Now the bones are charred. Ashes really, is what Doyle writes. But is that possible? Can bones be thus annihilated in a mere wood-fire? I doubt it. It seems extremely unlikely. No, I'll venture a bold statement: It's entirely impossible.

There is absolutely no way a whole human corpse can be reduced entirely to ashes and cinder in a smallish wood-fire. The temperatures required for that are far higher. Surely Doyle as a professional medical gentleman was aware of this. Dear old Bertie Wooster is fond of quoting Tennyson's The Charge of the Light Brigade, but unfortunately he never can remember more than "ta-dum ta-dum ta-dum - someone had blunder'd." And that someone, in this case, is Arthur Conan Doyle. He, putting it bluntly, blundered. He slipped up. He stepped into it. No two ways about it. Well, that sort of thing tends to happen when the pace one writes at is fast and furious.

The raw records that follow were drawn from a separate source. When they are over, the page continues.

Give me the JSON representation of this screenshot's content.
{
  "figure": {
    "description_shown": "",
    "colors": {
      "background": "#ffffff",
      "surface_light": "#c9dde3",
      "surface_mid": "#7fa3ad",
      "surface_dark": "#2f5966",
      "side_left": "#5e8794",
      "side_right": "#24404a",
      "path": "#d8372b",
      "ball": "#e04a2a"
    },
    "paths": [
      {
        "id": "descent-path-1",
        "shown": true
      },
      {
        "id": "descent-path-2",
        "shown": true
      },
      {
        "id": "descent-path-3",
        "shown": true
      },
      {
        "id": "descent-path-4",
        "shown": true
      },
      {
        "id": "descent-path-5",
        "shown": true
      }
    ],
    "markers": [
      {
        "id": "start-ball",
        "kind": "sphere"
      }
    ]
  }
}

The Granada television series acknowledges the problem and the script tweaks the story a bit. In the episode Oldacre lures a tramp to his house, murders him and burns his body. As the remains of the tramp are clad in Oldacre's clothes, it is naturally assumed that the dead man is Oldacre.

This is all good and well and settles the matter of the unconvincing animal remains. However. Doyle's Oldacre is clearly a timid, shifty, cunning man. A man who in cold blood frames someone and takes a sadistic pleasure from doing it. But he's a ferret, a rabbit. Not someone who would or indeed could murder a man, not with his own hands. Only cowardly by proxy. Therefore in the episode they have a big, strong and bullish Oldacre - the antithesis of Doyle's intention. It throws the whole episode off for me, as the plan is still quite clearly a timid coward's sadistic plan and therefore not at all in synch with this new he-man Oldacre.

By the way, there's a rather remarkable thing about The Norwood Builder. Doyle didn't write the story alone. This, I believe is a pretty unique occurrence in the Canon. His partner was called Fletcher Robinson, but I'm not entirely certain if Robinson ever did more than help with the plotting.

Fletcher Robinson's name is important because of another thing he did. He's the man who came up with the original idea that produced The Hound of the Baskervilles. It was originally supposed to be a collaboration between Doyle and Robinson but then somehow Holmes crept in. This is curious. Holmes was, at this point, quite dead. Doyle certainly had no intention of resurrecting him, none at all. Yet Holmes managed to worm his way into The Hound of the Baskervilles and transform the entire novel into a vehicle for himself. Now there was no turning back and it didn't take too long before the short stories started to appear once more in the Strand and Holmes was officially returned to the fold, resurrected and back in business.

When Holmes came in, Robinson was out. But how much of the story did he write? Any of it? We don't quite know. Doyle kept it pretty schtumm and Robinson himself died shortly afterwards. It surely isn't too much of a stretch to wonder if he wrote some bits of the legend of the Hound. That was after all his main contribution to Doyle - the Legend of the Hound. At least some of the plotting must have come from him. I think we may take for granted that Doyle wrote all the bits with Holmes and/or Watson in them. Or may we? What was the book to be like before Holmes stepped in? Who was to be the hero? How far did Robinson and Doyle get in their planning? They commenced the writing, that much seems certain, but how far did they in fact get? Have any parts of the book been modified and was Holmes perchance inserted into already existing scenes? I don't find it at all impossible, at least in the latter parts of the book.

Anyway, interesting fact: Fletcher Robinson was involved in the writing of two Canonical Sherlock Holmes stories. The only outsider who ever was, I believe.